My first career was in advertising many years ago. I learned marketing is targeted to the ideal customer for that product. You can have a bad marketing effort that misses everybody, but usually, if you don't like the advertising, you weren't the market targeted.
A lot of people have had a lot to say about Sunday night's VMA awards. Some of it was great, some of it was not. A lot of it declared Miley Cyrus to be disgusting. It sounded the same when people complained about Madonna, Lady Gaga, Lil' Kim and Britney Spears. Did we forget Kanye West's ill advised insult to Taylor Swift? The VMA awards are outré. That's their market. They are supposed to be over the top, outlandish. The offense is in the eye of the beholder. Don't sell our kids short. They might have been entertained by last Sunday's show, but I doubt if you'll see a huge uptick in furry fandom.
The current YouTube fad of posting twerking videos is a still a fad. It will pass into something more outrageous. I admit, the permanent damage of posting a less than flattering video is worrisome. That's where you have to believe in yourself as a parent. Have you done a good job of teaching your child that nothing on the internet is private or secure?

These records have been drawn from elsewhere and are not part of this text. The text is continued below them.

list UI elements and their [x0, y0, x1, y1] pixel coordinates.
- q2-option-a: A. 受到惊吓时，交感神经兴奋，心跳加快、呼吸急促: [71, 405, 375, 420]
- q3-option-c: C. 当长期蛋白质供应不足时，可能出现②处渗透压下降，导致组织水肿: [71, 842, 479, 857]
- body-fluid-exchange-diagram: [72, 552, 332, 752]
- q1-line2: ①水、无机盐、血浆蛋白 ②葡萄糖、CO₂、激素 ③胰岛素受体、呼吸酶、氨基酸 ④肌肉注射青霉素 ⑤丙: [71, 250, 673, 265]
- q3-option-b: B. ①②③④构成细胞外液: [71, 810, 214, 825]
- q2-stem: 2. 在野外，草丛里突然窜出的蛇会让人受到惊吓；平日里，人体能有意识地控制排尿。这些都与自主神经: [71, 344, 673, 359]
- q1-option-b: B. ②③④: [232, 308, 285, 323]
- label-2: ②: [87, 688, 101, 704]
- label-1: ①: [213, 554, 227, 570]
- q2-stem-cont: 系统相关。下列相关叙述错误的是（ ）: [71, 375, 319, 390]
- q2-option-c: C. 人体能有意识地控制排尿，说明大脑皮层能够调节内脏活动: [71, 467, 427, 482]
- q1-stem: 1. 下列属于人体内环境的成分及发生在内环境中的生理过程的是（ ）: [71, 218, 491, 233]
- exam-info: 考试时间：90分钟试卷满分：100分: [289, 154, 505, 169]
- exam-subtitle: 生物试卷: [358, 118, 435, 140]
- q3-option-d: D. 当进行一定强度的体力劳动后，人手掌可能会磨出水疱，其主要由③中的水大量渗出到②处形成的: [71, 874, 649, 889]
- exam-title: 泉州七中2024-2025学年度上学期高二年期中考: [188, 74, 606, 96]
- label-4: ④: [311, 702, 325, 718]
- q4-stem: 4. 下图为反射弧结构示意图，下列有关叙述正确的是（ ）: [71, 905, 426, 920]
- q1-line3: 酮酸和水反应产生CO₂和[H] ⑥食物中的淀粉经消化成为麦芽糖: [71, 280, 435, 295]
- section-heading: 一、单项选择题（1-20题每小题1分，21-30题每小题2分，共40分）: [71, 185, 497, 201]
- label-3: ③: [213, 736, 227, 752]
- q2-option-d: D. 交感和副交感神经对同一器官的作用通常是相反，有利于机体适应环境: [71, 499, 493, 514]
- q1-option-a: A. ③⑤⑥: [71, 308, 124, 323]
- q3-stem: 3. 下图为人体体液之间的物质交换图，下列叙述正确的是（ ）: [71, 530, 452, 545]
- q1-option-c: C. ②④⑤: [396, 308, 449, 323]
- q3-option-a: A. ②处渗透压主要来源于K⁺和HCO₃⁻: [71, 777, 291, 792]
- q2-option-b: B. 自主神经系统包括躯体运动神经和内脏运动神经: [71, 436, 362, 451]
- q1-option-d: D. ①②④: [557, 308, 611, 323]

If you haven't, then you need to fix that. Prove to your child that pictures and videos can turn up years later and get them fired, ridiculed or worse. My experience with teens is to have an open-ended conversation that leads them to decide that posting potentially embarrassing photos is not a good idea. If you don't know how to do that, get help and learn.
What about the obvious sexual performances? If you watch True Blood, Strike Back with teens in the room, then your outrage at the VMA awards is misplaced. The popular show, Under the Dome has some fairly explicit intimate scenes in the first episode - no outrage there. What about So You Think You Can Dance? or Dancing With the Stars? Those shows have some very sexual moves. Again, no outrage.
The misogyny of the VMA's throughout the years has some basis in fact. I don't know why the men keep showing up in suits and tuxedo's and the women come wearing one teeny tiny outfit after another, but apparently these women think it's working for their marketing efforts. For every Rihanna you have four Rose McGowen(s). What I find a bit overdone is the outrage. Sex sells. Why is it ok to do cheesecake, but not do cheesecake? (kudos to Joe Concha for the catch.)
Some mothers have called for boycotts for offensive acts. Ok, really? I seem to recall my parents trying to ban Alice Cooper and Kiss in high school only to have my Dad tapping his toe to School's Out. As a practical matter, how exactly are you going to control those $25 itune cards? Are you going to snatch them away as soon as your kid opens the envelope? Are you going to circulate a letter to friends and family that they shouldn't buy your kid an itunes card or that they should be delivered to you so you can supervise the downloads? What about the cash they get as gifts? What if you force a child to delete a song from a forbidden artist? Are you aware once a song is provably bought via download, it can be redownloaded? Helicopter parenting doesn't teach a child anything about self-control. Don't Sell Our Kids Short. Our children are smarter than we give them credit for being. I doubt if you're going to see any of them sporting a meat dress.
Ahhh, here's the real issue; twerking and those tongue infused facial expressions. It's not pretty. It's not graceful. We call it animalistic, unrefined. It's not....us. These moves are too sexual, too gross, uncivilized. As I see it, twerking is probably great for your abs. Not that you're going to see me do it in the gym or anywhere else, but that's because I'm not in the market for twerking. I'm not in the target age group. Just like my parents weren't in the market for Animal House, short shorts, ZZ Top, disco or Richard Simmons; twerking isn't for me. "Oh, but that's not the same thing!", you say? The critics of twerking sound like my parents throughout the 60's with my oldest siblings about the likes of the Rolling Stones, Jimmy Hendricks and Janis Joplin, the 70's with my sister and me (Donna Summers, SNL & mini skirts). They gave up in the 80's with my younger brother, Dire Straights and the B-52's were just fine with them. We grew up just fine. None of us became reprobates. All of us know right from wrong, live well and know how to safely have a good time. Unfortunately, our children think we're a bit hokey while they watch us have a good time these days. Just as hokey as I thought my parents were for liking Tommy Dorsey, Bridge parties and replays of radio serials.
That's the cool part of this current outrage, in time, you can be certain your grandchildren will find a way to outrage your children and we'll hear our parent's words coming out of our children's mouths. Don't worry, Miley Cyrus will fade there's always next year and the years after.